Treatment differences depended on baseline BMI or weight such that the effects of Glimide (Rosiglitazone) and metformin appeared more closely comparable among heavier patients. The median weight gain was 2.8 kg with rosiglitazone and 0.2 kg with metformin. Fifty-four percent of patients treated with rosiglitazone and 32% of patients treated with metformin gained ≥2 kg, and 33% of patients treated with rosiglitazone and 7% of patients treated with metformin gained ≥5 kg on trial.

Adverse events observed in this trial are described in ADVERSE REACTIONS.

Figure 2: Mean HbAlc Over Time in a 24-Week Trial of Glimide (Rosiglitazone) and Metformin in Pediatric Patients — Drug-naive Subgroup

Geriatric Use

Results of the population pharmacokinetic analysis showed that age does not significantly affect the pharmacokinetics of rosiglitazone. Therefore, no dosage adjustments are required for the elderly. In controlled clinical trials, no overall differences in safety and effectiveness between older (≥65 years) and younger ( < 65 years) patients were observed.

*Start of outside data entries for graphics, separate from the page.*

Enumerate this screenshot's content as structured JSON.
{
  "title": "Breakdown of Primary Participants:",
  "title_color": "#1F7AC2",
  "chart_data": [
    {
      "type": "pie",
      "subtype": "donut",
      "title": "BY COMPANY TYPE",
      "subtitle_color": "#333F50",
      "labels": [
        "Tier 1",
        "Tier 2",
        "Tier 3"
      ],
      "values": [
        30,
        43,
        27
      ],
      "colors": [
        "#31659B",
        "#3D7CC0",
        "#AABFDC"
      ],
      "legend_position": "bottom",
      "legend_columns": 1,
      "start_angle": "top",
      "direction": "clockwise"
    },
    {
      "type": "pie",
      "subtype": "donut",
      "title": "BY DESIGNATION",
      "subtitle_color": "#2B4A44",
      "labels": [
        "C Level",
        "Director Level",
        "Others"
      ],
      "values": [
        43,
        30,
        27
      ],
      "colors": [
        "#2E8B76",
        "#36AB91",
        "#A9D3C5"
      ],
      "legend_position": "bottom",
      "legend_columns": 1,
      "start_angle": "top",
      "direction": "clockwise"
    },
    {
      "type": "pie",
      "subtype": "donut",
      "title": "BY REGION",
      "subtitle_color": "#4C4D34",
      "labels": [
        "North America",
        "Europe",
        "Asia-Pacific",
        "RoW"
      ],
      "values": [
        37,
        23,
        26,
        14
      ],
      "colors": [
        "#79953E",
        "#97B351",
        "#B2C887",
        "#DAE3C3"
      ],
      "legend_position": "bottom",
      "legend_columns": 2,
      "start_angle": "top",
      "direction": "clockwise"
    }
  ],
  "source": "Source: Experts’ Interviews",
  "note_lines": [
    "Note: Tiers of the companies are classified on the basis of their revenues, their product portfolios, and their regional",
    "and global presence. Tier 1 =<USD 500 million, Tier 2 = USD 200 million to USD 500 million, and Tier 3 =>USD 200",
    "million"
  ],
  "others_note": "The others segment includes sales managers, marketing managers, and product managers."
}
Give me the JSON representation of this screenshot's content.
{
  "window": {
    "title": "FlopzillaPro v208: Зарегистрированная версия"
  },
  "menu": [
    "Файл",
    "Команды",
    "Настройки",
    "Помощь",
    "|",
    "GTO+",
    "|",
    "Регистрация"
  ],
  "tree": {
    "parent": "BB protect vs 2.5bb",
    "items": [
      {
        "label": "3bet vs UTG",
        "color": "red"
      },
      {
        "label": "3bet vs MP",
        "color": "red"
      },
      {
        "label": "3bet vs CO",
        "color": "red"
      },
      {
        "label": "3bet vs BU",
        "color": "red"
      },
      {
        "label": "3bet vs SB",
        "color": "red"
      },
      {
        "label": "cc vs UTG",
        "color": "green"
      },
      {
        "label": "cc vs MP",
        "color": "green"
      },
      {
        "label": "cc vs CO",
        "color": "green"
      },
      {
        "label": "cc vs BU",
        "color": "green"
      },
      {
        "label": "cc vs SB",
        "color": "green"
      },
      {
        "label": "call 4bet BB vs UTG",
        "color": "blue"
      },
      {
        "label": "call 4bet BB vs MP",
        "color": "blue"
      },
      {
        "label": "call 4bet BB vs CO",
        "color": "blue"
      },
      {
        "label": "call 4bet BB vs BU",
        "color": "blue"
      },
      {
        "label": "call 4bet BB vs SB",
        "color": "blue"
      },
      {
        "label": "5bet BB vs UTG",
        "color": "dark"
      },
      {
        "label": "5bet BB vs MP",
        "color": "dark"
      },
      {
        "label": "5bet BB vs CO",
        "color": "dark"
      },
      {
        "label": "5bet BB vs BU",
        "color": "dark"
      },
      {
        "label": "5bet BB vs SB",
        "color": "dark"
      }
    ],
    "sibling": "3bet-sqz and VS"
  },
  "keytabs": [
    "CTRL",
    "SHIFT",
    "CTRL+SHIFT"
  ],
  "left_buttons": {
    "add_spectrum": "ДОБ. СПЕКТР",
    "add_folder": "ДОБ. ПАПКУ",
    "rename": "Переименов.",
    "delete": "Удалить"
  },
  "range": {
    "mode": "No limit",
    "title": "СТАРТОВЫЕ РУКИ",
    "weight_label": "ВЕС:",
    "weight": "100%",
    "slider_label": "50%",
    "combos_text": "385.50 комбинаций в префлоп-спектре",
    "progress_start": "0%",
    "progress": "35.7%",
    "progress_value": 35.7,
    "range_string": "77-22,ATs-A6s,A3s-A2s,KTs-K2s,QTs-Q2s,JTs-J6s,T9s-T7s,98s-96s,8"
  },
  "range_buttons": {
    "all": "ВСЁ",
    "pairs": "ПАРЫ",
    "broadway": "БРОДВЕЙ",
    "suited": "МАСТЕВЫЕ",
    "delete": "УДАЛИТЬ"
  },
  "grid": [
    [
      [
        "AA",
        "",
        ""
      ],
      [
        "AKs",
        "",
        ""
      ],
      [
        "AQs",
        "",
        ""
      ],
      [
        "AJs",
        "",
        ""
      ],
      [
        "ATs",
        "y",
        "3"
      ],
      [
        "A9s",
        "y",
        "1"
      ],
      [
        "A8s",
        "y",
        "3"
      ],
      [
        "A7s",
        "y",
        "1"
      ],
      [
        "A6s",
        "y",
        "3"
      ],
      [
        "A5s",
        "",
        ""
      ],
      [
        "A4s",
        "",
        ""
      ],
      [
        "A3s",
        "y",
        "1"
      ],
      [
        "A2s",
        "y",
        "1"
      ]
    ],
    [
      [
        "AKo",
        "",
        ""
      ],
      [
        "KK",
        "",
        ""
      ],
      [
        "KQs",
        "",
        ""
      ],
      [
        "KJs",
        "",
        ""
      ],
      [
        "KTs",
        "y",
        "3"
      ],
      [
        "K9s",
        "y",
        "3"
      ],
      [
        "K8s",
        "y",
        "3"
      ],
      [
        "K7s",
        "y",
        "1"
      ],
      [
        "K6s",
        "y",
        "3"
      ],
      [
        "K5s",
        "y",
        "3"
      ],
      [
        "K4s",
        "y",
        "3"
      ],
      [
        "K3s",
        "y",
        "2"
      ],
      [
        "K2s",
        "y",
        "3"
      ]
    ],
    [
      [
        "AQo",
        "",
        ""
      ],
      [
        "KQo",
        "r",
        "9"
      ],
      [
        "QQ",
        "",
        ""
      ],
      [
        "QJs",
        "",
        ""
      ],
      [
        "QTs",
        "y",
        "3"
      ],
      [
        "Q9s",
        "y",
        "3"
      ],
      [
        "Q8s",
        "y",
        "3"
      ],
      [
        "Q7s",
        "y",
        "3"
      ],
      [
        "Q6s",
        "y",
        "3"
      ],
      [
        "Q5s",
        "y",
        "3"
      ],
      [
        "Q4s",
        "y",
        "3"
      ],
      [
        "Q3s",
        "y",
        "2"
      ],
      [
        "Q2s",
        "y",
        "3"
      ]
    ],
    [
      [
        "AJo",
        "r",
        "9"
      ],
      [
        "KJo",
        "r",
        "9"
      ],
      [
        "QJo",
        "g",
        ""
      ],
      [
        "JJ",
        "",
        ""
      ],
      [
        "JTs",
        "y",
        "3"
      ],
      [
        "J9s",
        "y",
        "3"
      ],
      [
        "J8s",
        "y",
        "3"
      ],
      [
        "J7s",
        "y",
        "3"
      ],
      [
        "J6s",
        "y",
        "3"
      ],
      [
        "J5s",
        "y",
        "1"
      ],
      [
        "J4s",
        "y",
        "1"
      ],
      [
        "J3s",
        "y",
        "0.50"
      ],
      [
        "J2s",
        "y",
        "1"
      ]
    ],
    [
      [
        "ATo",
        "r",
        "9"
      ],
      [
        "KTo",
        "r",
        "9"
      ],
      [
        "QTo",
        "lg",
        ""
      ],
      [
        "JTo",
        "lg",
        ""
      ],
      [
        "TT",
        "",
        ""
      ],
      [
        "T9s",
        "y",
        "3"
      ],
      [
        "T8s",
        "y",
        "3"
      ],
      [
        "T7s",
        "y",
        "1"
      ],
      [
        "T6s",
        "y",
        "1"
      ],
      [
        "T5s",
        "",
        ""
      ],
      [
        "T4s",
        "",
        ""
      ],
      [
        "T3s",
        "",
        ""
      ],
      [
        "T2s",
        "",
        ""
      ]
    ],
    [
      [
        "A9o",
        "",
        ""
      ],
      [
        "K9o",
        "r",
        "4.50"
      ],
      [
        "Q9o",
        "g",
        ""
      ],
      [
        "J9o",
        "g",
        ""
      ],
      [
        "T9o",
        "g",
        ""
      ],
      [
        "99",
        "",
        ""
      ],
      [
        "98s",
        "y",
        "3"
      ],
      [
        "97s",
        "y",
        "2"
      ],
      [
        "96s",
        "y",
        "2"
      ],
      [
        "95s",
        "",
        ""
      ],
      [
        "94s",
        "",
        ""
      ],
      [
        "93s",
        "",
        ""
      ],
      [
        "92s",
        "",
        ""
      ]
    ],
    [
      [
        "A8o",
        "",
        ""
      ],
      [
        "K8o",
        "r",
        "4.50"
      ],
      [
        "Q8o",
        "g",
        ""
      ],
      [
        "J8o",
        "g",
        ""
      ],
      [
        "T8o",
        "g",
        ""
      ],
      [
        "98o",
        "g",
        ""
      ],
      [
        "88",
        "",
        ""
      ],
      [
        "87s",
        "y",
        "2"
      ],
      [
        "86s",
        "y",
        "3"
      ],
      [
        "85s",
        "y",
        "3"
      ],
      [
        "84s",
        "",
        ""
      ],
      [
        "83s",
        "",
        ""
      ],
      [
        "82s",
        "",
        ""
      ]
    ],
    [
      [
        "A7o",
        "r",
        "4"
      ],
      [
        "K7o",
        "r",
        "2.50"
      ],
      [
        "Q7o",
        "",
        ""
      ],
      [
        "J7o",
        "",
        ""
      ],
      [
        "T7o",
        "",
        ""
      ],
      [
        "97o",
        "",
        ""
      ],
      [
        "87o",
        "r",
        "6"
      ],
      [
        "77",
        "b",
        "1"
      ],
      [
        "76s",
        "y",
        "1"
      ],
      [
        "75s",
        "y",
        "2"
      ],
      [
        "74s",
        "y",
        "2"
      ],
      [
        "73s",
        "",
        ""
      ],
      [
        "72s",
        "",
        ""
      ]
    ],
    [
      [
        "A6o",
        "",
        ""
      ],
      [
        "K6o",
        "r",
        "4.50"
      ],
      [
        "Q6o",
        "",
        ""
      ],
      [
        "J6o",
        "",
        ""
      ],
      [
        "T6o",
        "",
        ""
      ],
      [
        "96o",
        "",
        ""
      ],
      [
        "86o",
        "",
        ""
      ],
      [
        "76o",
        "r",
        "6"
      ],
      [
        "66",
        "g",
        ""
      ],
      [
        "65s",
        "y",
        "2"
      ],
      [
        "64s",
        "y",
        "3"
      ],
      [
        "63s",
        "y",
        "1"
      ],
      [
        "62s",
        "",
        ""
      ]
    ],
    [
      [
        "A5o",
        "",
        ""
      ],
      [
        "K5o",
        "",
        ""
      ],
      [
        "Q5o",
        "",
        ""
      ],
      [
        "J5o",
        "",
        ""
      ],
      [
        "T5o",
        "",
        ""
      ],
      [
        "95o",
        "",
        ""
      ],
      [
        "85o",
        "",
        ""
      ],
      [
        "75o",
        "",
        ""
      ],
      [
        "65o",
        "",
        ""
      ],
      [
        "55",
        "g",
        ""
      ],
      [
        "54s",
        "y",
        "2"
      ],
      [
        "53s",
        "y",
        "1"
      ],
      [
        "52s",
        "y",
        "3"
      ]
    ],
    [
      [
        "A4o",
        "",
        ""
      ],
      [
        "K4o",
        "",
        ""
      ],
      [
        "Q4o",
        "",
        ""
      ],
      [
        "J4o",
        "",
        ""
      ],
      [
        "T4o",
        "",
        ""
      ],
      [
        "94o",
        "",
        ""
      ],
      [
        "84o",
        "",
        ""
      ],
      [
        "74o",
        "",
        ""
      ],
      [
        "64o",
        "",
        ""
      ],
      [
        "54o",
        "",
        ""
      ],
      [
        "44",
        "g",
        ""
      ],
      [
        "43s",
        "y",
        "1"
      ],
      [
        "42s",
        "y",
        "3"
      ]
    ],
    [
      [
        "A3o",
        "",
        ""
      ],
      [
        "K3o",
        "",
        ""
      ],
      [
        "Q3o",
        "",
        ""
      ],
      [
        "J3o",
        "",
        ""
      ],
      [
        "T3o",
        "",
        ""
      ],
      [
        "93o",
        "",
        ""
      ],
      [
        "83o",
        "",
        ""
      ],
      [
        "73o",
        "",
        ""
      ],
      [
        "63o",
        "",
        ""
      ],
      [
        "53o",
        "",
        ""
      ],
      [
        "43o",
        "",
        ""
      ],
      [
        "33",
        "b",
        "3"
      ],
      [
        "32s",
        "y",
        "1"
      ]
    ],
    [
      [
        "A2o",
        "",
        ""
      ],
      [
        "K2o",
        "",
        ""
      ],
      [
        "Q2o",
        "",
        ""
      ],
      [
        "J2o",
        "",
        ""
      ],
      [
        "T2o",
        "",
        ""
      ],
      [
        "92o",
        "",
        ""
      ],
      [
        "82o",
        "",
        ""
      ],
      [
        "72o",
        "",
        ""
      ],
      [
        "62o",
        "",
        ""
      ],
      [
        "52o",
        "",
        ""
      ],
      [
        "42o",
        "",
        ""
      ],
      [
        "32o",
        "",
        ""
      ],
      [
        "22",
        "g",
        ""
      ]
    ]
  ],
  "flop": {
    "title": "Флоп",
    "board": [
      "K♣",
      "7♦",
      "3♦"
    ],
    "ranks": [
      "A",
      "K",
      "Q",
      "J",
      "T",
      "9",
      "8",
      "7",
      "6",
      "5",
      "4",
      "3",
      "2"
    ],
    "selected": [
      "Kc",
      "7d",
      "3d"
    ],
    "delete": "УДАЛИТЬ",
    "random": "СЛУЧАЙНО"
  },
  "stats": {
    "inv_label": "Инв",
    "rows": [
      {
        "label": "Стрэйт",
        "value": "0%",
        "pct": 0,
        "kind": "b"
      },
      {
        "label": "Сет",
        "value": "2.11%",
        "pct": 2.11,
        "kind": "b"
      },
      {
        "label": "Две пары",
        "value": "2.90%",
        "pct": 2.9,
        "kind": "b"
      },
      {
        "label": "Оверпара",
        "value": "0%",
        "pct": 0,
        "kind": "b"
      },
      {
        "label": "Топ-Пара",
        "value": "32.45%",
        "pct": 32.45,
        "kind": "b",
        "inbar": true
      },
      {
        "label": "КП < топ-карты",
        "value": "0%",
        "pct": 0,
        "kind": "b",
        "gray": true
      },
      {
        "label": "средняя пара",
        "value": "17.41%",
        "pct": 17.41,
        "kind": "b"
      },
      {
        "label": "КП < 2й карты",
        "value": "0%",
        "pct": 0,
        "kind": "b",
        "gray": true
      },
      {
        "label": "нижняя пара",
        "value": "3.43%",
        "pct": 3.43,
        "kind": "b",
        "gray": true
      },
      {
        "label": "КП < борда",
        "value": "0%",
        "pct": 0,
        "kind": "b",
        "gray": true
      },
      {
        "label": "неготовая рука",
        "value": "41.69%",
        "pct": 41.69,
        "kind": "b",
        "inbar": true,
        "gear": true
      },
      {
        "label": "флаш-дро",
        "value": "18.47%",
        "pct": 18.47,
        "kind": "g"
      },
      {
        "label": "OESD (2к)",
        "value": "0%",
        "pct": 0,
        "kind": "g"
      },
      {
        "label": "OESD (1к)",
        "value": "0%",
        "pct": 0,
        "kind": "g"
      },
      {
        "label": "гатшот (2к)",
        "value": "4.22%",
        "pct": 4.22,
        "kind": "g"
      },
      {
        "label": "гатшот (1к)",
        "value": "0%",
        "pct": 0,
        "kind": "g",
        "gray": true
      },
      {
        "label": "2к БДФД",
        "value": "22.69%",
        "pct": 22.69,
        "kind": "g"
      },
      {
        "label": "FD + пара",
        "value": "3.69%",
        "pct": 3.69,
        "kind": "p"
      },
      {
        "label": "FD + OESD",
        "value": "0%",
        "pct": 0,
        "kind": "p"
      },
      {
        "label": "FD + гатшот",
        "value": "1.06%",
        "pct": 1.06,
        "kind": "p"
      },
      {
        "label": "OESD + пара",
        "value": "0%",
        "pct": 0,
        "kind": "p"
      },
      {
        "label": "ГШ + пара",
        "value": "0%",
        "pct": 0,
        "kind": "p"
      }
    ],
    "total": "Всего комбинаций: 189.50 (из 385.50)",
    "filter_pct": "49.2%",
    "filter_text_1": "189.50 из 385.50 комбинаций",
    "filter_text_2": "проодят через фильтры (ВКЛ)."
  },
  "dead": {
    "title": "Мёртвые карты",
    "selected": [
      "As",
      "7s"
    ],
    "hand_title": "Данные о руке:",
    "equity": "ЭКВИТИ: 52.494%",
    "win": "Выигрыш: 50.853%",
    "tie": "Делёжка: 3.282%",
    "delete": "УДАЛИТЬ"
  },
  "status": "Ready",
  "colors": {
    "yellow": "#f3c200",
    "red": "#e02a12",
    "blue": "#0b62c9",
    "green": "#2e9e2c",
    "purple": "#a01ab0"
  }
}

Dosage (Posology) and method of administration

Glimide (Rosiglitazone) may be administered at a starting dose of 4 mg either as a single daily dose or in 2 divided doses. For patients who respond inadequately following 8 to 12 weeks of treatment, as determined by reduction in fasting plasma glucose (FPG), the dose may be increased to 8 mg daily. Increases in the dose of Glimide (Rosiglitazone) should be accompanied by careful monitoring for adverse events related to fluid retention. Glimide (Rosiglitazone) may be taken with or without food.

The total daily dose of Glimide (Rosiglitazone) should not exceed 8 mg.

Patients receiving Glimide (Rosiglitazone) in combination with other hypoglycemic agents may be at risk for hypoglycemia, and a reduction in the dose of the concomitant agent may be necessary.

Specific Patient Populations Renal Impairment

No dosage adjustment is necessary when Glimide (Rosiglitazone) is used as monotherapy in patients with renal impairment. Since metformin is contraindicated in such patients, concomitant administration of metformin and Glimide (Rosiglitazone) is also contraindicated in patients with renal impairment.

Hepatic Impairment

Liver enzymes should be measured prior to initiating treatment with Glimide (Rosiglitazone). Therapy with Glimide (Rosiglitazone) should not be initiated if the patient exhibits clinical evidence of active liver disease or increased serum transaminase levels (ALT >2.5X upper limit of normal at start of therapy). After initiation of Glimide (Rosiglitazone), liver enzymes should be monitored periodically per the clinical judgment of the healthcare professional.

Pediatric

Data are insufficient to recommend pediatric use of Glimide (Rosiglitazone).